Thursday, September 15, 2011

Math Play: Every Natural Number is Interesting.

I just read this in the first chapter of the text we use for our senior class Advanced Algebra. The book is Introduction to Advanced Algebra by W. Keith Nicholson. I like it, so I will pass it on.

If you study math, you have probably heard of the Well-Ordering Axiom, a property of the integers which is equivalent to the Principle of Induction. The Axiom states: Every non-empty set of non-negative integers has a smallest member.

Intuitively clear, no? Here's how it works in practice:

I claim that every positive integer is interesting. To show this, let's assume it is false (this is a proof technique known as proof by contradiction, in which one assumes the claim is false, then works by deduction until something absurd follows, a clear contradiction. If the logic is solid, only the assumption can be flawed. Thus your original statement must be true. )
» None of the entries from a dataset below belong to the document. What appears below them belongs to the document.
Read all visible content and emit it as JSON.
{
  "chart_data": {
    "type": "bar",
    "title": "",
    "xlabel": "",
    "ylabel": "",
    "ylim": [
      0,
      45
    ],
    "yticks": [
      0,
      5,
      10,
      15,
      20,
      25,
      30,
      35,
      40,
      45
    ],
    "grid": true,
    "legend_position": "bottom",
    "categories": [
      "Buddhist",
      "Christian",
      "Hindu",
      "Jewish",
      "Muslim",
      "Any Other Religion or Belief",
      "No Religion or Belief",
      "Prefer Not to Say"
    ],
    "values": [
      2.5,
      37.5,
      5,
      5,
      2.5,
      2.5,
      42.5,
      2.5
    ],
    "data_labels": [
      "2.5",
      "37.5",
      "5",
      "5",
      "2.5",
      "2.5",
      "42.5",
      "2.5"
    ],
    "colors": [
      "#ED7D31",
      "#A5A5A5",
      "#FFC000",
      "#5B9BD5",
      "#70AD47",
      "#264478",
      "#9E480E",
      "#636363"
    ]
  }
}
Since the statement is assumed false, there must be a non-empty set of uninteresting positive numbers. But by the Well-Ordering Principle, there then must be a smallest uninteresting number. But an extreme element of any ordered set is automatically interesting (in that it is special)! Hence we arrive at the contradiction, making our assumption false and the original statement true.

Silly, yes?

3 comments:

Anonymous said...

Unfortunately this central theorem isn't introduced early enough in our educational system.

Anonymous said...

In my opinion, Dummit & Foote is a better undergraduate algebra textbook.

Richard Brown said...

Absolutely, in my opinion, we are not teaching the logic and playful beauty of pure mathematical thought early enough in our educational system. I have thrown stuff like this at kids as young as 10 and they can certainly see and appreciate the ideas. Even Lewis Carroll understood that.